Jakarta (ANTARA) - Otoritas Jasa Keuangan (OJK) mengatakan terdapat tujuh perusahaan asuransi yang berada dalam pengawasan khusus OJK, yang umumnya disebabkan oleh kurangnya permodalan perusahaan.

"Permasalahan pada umumnya adalah kurangnya permodalan perusahaan untuk menutup defisit perusahaan agar tingkat kesehatan mencapai minimum yang dipersyaratkan," kata Kepala Eksekutif Pengawas Perasuransian, Penjaminan dan Dana Pensiun (PPDP) OJK Ogi Prastomiyono di Jakarta, Rabu.

Ogi menuturkan pengawasan khusus dilakukan dengan tujuan agar perusahaan dapat memperbaiki kondisi keuangannya untuk kepentingan pemegang polis.

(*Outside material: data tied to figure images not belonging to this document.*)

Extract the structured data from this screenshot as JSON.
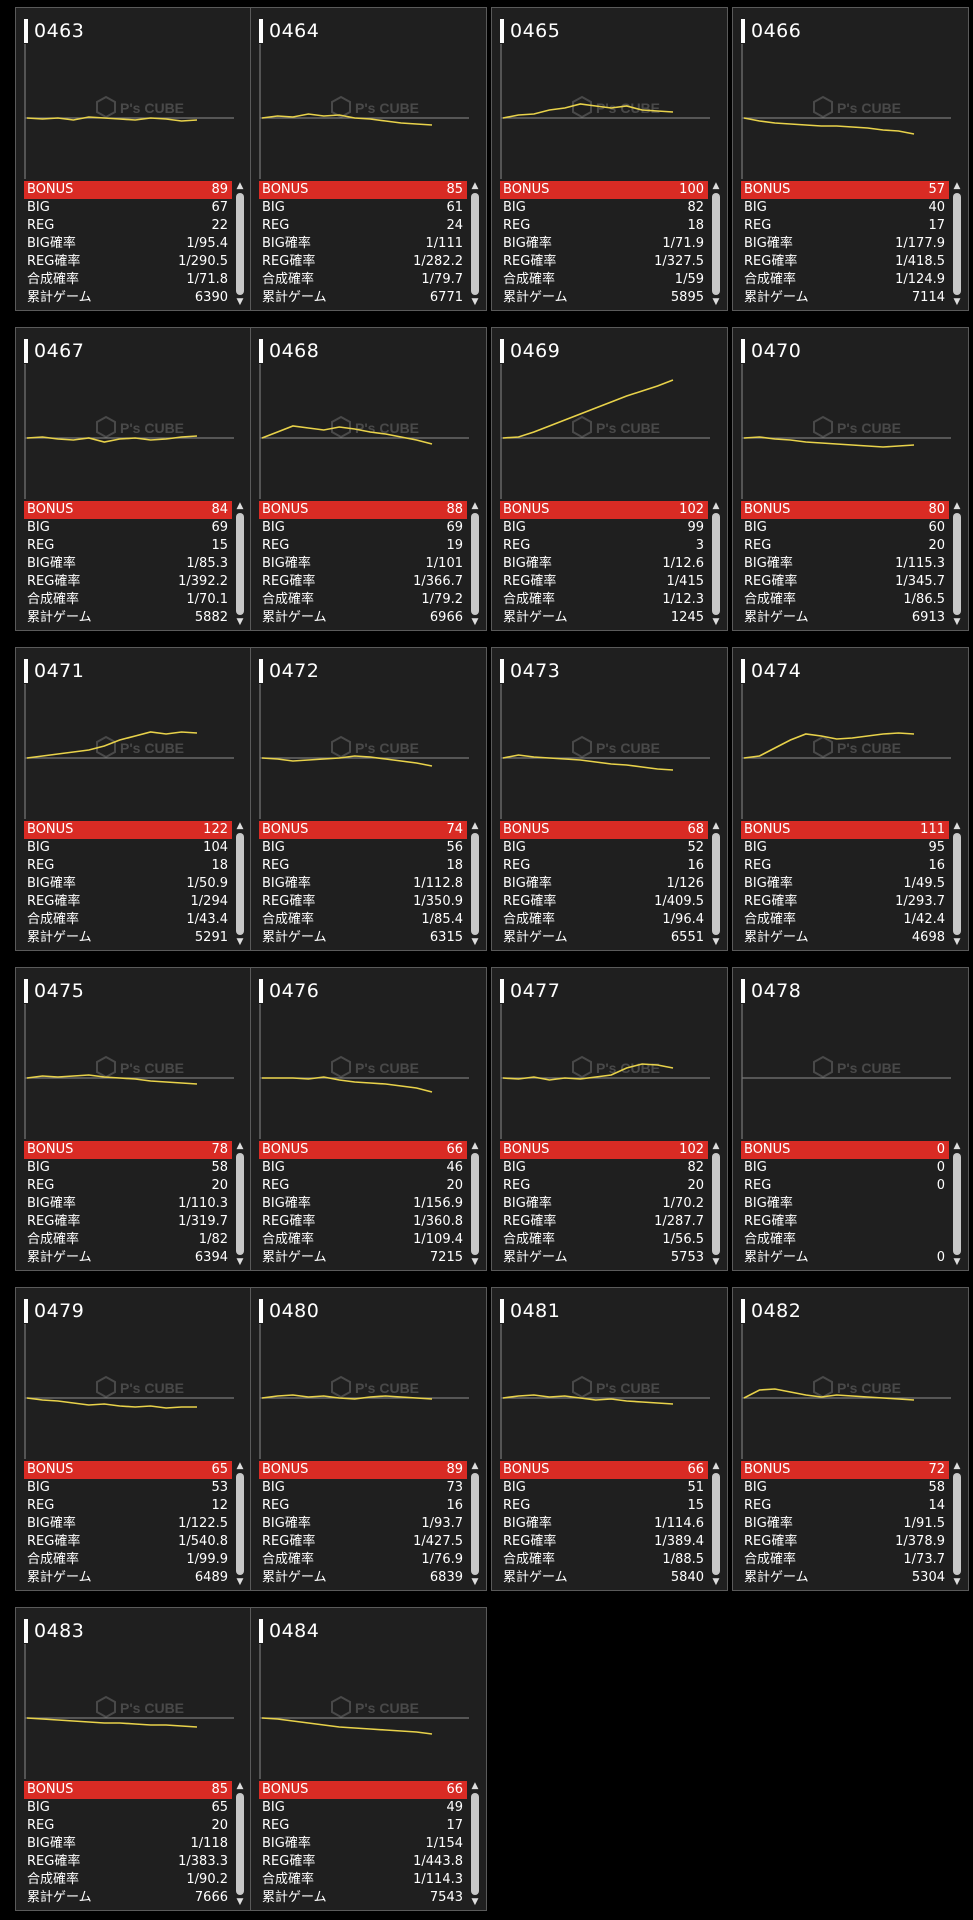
{
  "stat_labels": {
    "bonus": "BONUS",
    "big": "BIG",
    "reg": "REG",
    "big_rate": "BIG確率",
    "reg_rate": "REG確率",
    "combined_rate": "合成確率",
    "total_games": "累計ゲーム"
  },
  "watermark": "P's CUBE",
  "colors": {
    "bonus_row": "#d92b24",
    "graph_line": "#e8d24a",
    "card_bg": "#1f1f1f",
    "axis": "#777777"
  },
  "machines": [
    {
      "id": "0463",
      "bonus": "89",
      "big": "67",
      "reg": "22",
      "big_rate": "1/95.4",
      "reg_rate": "1/290.5",
      "combined_rate": "1/71.8",
      "total_games": "6390",
      "trend": [
        0,
        -1,
        0,
        -2,
        1,
        0,
        -1,
        -2,
        0,
        -1,
        -3,
        -2
      ]
    },
    {
      "id": "0464",
      "bonus": "85",
      "big": "61",
      "reg": "24",
      "big_rate": "1/111",
      "reg_rate": "1/282.2",
      "combined_rate": "1/79.7",
      "total_games": "6771",
      "trend": [
        0,
        2,
        1,
        4,
        2,
        3,
        0,
        -1,
        -3,
        -5,
        -6,
        -7
      ]
    },
    {
      "id": "0465",
      "bonus": "100",
      "big": "82",
      "reg": "18",
      "big_rate": "1/71.9",
      "reg_rate": "1/327.5",
      "combined_rate": "1/59",
      "total_games": "5895",
      "trend": [
        0,
        3,
        4,
        8,
        10,
        14,
        12,
        10,
        12,
        8,
        7,
        6
      ]
    },
    {
      "id": "0466",
      "bonus": "57",
      "big": "40",
      "reg": "17",
      "big_rate": "1/177.9",
      "reg_rate": "1/418.5",
      "combined_rate": "1/124.9",
      "total_games": "7114",
      "trend": [
        0,
        -3,
        -5,
        -6,
        -7,
        -8,
        -8,
        -9,
        -10,
        -12,
        -13,
        -16
      ]
    },
    {
      "id": "0467",
      "bonus": "84",
      "big": "69",
      "reg": "15",
      "big_rate": "1/85.3",
      "reg_rate": "1/392.2",
      "combined_rate": "1/70.1",
      "total_games": "5882",
      "trend": [
        0,
        1,
        -1,
        -2,
        0,
        -4,
        -1,
        0,
        -2,
        -1,
        1,
        2
      ]
    },
    {
      "id": "0468",
      "bonus": "88",
      "big": "69",
      "reg": "19",
      "big_rate": "1/101",
      "reg_rate": "1/366.7",
      "combined_rate": "1/79.2",
      "total_games": "6966",
      "trend": [
        0,
        6,
        12,
        10,
        8,
        11,
        9,
        6,
        4,
        1,
        -2,
        -6
      ]
    },
    {
      "id": "0469",
      "bonus": "102",
      "big": "99",
      "reg": "3",
      "big_rate": "1/12.6",
      "reg_rate": "1/415",
      "combined_rate": "1/12.3",
      "total_games": "1245",
      "trend": [
        0,
        1,
        6,
        12,
        18,
        24,
        30,
        36,
        42,
        47,
        52,
        58
      ]
    },
    {
      "id": "0470",
      "bonus": "80",
      "big": "60",
      "reg": "20",
      "big_rate": "1/115.3",
      "reg_rate": "1/345.7",
      "combined_rate": "1/86.5",
      "total_games": "6913",
      "trend": [
        0,
        1,
        -1,
        -2,
        -4,
        -5,
        -6,
        -7,
        -8,
        -9,
        -8,
        -7
      ]
    },
    {
      "id": "0471",
      "bonus": "122",
      "big": "104",
      "reg": "18",
      "big_rate": "1/50.9",
      "reg_rate": "1/294",
      "combined_rate": "1/43.4",
      "total_games": "5291",
      "trend": [
        0,
        2,
        4,
        6,
        8,
        12,
        18,
        22,
        26,
        24,
        26,
        25
      ]
    },
    {
      "id": "0472",
      "bonus": "74",
      "big": "56",
      "reg": "18",
      "big_rate": "1/112.8",
      "reg_rate": "1/350.9",
      "combined_rate": "1/85.4",
      "total_games": "6315",
      "trend": [
        0,
        -1,
        -3,
        -2,
        -1,
        0,
        2,
        1,
        -1,
        -3,
        -5,
        -8
      ]
    },
    {
      "id": "0473",
      "bonus": "68",
      "big": "52",
      "reg": "16",
      "big_rate": "1/126",
      "reg_rate": "1/409.5",
      "combined_rate": "1/96.4",
      "total_games": "6551",
      "trend": [
        0,
        3,
        1,
        0,
        -1,
        -2,
        -4,
        -6,
        -7,
        -9,
        -11,
        -12
      ]
    },
    {
      "id": "0474",
      "bonus": "111",
      "big": "95",
      "reg": "16",
      "big_rate": "1/49.5",
      "reg_rate": "1/293.7",
      "combined_rate": "1/42.4",
      "total_games": "4698",
      "trend": [
        0,
        2,
        10,
        18,
        24,
        22,
        19,
        20,
        22,
        24,
        25,
        24
      ]
    },
    {
      "id": "0475",
      "bonus": "78",
      "big": "58",
      "reg": "20",
      "big_rate": "1/110.3",
      "reg_rate": "1/319.7",
      "combined_rate": "1/82",
      "total_games": "6394",
      "trend": [
        0,
        2,
        1,
        2,
        3,
        1,
        0,
        -1,
        -3,
        -4,
        -5,
        -6
      ]
    },
    {
      "id": "0476",
      "bonus": "66",
      "big": "46",
      "reg": "20",
      "big_rate": "1/156.9",
      "reg_rate": "1/360.8",
      "combined_rate": "1/109.4",
      "total_games": "7215",
      "trend": [
        0,
        0,
        0,
        -1,
        1,
        -2,
        -4,
        -5,
        -6,
        -8,
        -10,
        -14
      ]
    },
    {
      "id": "0477",
      "bonus": "102",
      "big": "82",
      "reg": "20",
      "big_rate": "1/70.2",
      "reg_rate": "1/287.7",
      "combined_rate": "1/56.5",
      "total_games": "5753",
      "trend": [
        0,
        -1,
        1,
        -2,
        0,
        -1,
        1,
        3,
        10,
        14,
        13,
        10
      ]
    },
    {
      "id": "0478",
      "bonus": "0",
      "big": "0",
      "reg": "0",
      "big_rate": "",
      "reg_rate": "",
      "combined_rate": "",
      "total_games": "0",
      "trend": []
    },
    {
      "id": "0479",
      "bonus": "65",
      "big": "53",
      "reg": "12",
      "big_rate": "1/122.5",
      "reg_rate": "1/540.8",
      "combined_rate": "1/99.9",
      "total_games": "6489",
      "trend": [
        0,
        -2,
        -3,
        -5,
        -7,
        -6,
        -8,
        -9,
        -8,
        -10,
        -9,
        -9
      ]
    },
    {
      "id": "0480",
      "bonus": "89",
      "big": "73",
      "reg": "16",
      "big_rate": "1/93.7",
      "reg_rate": "1/427.5",
      "combined_rate": "1/76.9",
      "total_games": "6839",
      "trend": [
        0,
        2,
        3,
        1,
        2,
        0,
        -1,
        1,
        2,
        1,
        0,
        -1
      ]
    },
    {
      "id": "0481",
      "bonus": "66",
      "big": "51",
      "reg": "15",
      "big_rate": "1/114.6",
      "reg_rate": "1/389.4",
      "combined_rate": "1/88.5",
      "total_games": "5840",
      "trend": [
        0,
        2,
        3,
        1,
        2,
        0,
        -2,
        -1,
        -3,
        -4,
        -5,
        -6
      ]
    },
    {
      "id": "0482",
      "bonus": "72",
      "big": "58",
      "reg": "14",
      "big_rate": "1/91.5",
      "reg_rate": "1/378.9",
      "combined_rate": "1/73.7",
      "total_games": "5304",
      "trend": [
        0,
        8,
        9,
        6,
        3,
        1,
        3,
        2,
        1,
        0,
        -1,
        -2
      ]
    },
    {
      "id": "0483",
      "bonus": "85",
      "big": "65",
      "reg": "20",
      "big_rate": "1/118",
      "reg_rate": "1/383.3",
      "combined_rate": "1/90.2",
      "total_games": "7666",
      "trend": [
        0,
        -1,
        -2,
        -3,
        -4,
        -5,
        -5,
        -6,
        -7,
        -7,
        -8,
        -9
      ]
    },
    {
      "id": "0484",
      "bonus": "66",
      "big": "49",
      "reg": "17",
      "big_rate": "1/154",
      "reg_rate": "1/443.8",
      "combined_rate": "1/114.3",
      "total_games": "7543",
      "trend": [
        0,
        -1,
        -3,
        -5,
        -7,
        -9,
        -10,
        -11,
        -12,
        -13,
        -14,
        -16
      ]
    }
  ]
}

Sesuai ketentuan, secara umum penyebab perusahaan perasuransian tersebut masuk dalam pengawasan khusus karena tidak memiliki rasio solvabilitas kurang dari 80 persen, rasio likuiditas kurang dari 80 persen dan rasio kecukupan investasi kurang dari 80 persen.

Pemegang saham juga tidak memiliki kemampuan untuk melakukan setoran modal pada perusahaan dan/atau atau mencari investor strategis untuk melakukan setoran modal pada perusahaan.

Secara umum permodalan di industri asuransi komersil tetap solid, dengan industri asuransi jiwa dan asuransi umum mencatatkan Risk Based Capital (RBC) masing-masing sebesar 452,24 persen dan 339,94 persen, jauh di atas ambang batas sebesar 120 persen.

Lebih lanjut Ogi menuturkan pada 2024 terdapat dua perusahaan yang akan memproses spin off unit usaha syariah (UUS) dengan cara mendirikan perusahaan asuransi syariah dan tiga perusahaan akan/sedang memproses spin off dengan cara pengalihan portofolio.

Spin off asuransi syariah bertujuan untuk meningkatkan volume bisnis perusahaan, memperluas pasar, meningkatkan market share dan brand image serta aktualisasi prinsip syariah dalam operasional dan pelayanan nasabah.